I also want to underscore the fact that this is the first time that we're seeking to prevent even temporary visits to Canada by polygamous families. I would point out to the committee that in contrast, the U.S. uniform model penal code provision in relation to polygamy specifically exempts from its application parties to a polygamous marriage that is lawful in the country of which they're residents or nationals, while they are in transit through or temporarily visiting the state.
Regardless of your views about polygamy, we can question the wisdom of not only criminalizing but also now ejecting from Canada those temporary visitors who have legally entered into polygamous marriages in their home countries. My colleague, Martha Bailey, from my faculty at Queen's has pointed out that Canada's monogamous character probably is hardy enough to survive the temporary presence of polygamists on our soil. I leave the committee to think about that.
Moving on to address the issue of underage marriage, the one substantive change that the bill does propose that does not exist already is to set the minimum age of marriage at 16. Because there's no demand for marriage by those under 16, this will have little or no practical effect. However, marriage below the age of 18 is considered underage marriage and prohibited in several countries, including Russia, China, Sweden, Switzerland, Germany, and Pakistan. That list is not necessarily exhaustive, because it was all I was able to find in the time permitting me to prepare for this.
Canada is an advocate internationally for a minimum age of marriage of 18. We're actually taking a contradictory position in the international sphere versus our domestic sphere. As you know, because you've heard the testimony, UNICEF asserts that marriage below the age of 18 is a fundamental violation of human rights. The government has not explained why it chose the age of 16 as the appropriate age of marriage. Nor, as my colleague Martha Bailey points out, has it referred to the calls of international bodies, such as UNICEF, to raise the minimum age of marriage to 18.

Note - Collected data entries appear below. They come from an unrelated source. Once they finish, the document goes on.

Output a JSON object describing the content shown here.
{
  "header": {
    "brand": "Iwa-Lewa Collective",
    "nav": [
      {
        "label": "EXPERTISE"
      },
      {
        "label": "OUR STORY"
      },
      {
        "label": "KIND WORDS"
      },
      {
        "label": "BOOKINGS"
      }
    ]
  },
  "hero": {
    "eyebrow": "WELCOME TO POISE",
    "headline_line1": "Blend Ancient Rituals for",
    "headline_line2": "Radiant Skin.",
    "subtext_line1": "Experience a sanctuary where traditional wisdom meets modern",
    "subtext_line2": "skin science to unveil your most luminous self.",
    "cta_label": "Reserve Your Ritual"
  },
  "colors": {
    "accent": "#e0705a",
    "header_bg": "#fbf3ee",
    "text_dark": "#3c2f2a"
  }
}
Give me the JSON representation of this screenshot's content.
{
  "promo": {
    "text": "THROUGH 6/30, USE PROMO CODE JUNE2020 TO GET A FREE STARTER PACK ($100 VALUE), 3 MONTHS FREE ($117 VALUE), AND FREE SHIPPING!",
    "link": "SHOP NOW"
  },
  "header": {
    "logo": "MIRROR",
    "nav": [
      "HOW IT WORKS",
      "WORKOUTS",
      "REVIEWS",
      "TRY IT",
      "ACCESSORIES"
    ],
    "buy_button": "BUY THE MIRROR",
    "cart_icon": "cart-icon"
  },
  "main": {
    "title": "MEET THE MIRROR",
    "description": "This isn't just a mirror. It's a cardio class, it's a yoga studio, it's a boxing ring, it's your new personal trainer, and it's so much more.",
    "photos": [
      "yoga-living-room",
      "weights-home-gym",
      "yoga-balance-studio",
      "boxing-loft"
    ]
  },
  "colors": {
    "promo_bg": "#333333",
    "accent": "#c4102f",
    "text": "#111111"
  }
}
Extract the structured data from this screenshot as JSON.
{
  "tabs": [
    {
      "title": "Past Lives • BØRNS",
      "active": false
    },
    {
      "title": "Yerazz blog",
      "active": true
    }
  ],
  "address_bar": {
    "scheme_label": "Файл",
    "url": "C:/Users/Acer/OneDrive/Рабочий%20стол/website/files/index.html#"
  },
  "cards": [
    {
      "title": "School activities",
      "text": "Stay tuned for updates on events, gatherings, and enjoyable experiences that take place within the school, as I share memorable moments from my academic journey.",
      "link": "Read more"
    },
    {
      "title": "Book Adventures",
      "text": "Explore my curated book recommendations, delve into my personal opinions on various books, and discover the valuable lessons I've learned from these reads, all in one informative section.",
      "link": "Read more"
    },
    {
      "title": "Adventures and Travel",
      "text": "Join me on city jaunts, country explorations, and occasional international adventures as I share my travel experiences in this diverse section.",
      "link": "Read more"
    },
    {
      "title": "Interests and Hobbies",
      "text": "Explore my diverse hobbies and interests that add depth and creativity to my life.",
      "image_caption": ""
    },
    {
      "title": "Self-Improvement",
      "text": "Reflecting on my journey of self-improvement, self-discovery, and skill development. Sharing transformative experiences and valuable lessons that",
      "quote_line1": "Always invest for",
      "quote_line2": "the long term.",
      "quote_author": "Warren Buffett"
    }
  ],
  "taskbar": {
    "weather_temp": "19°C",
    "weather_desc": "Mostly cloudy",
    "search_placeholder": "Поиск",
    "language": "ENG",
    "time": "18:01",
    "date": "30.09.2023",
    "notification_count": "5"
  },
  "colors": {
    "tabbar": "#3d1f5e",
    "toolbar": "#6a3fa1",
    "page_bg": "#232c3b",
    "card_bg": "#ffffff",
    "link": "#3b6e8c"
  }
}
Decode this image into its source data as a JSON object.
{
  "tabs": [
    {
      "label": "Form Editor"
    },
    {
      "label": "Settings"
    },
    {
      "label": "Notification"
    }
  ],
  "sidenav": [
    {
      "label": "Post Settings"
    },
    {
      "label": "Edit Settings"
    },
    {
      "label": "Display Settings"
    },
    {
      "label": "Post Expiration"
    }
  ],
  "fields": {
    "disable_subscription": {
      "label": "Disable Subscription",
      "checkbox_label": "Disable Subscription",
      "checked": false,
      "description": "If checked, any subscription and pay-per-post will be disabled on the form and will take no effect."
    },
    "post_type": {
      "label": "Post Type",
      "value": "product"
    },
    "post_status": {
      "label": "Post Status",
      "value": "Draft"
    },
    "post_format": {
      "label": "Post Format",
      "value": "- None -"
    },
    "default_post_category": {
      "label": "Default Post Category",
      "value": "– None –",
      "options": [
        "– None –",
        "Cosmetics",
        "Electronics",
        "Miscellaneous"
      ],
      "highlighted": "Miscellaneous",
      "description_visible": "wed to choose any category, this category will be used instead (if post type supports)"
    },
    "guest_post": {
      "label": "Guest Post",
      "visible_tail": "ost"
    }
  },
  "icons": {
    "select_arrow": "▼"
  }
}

After refraining for so long from exercising its power to set the age of marriage, it would seem advisable to take international norms into account. I would emphasize that research firmly establishes that those countries that have set the minimum age at 18 have had far more success in reducing rates of adolescent fertility over time and more successful records of promoting women's health.
I haven't had time to deal with the short title of the act. Perhaps we can deal with it during the questions, but on the substance, Canada's resources need to be dedicated to prevention not legal sanction.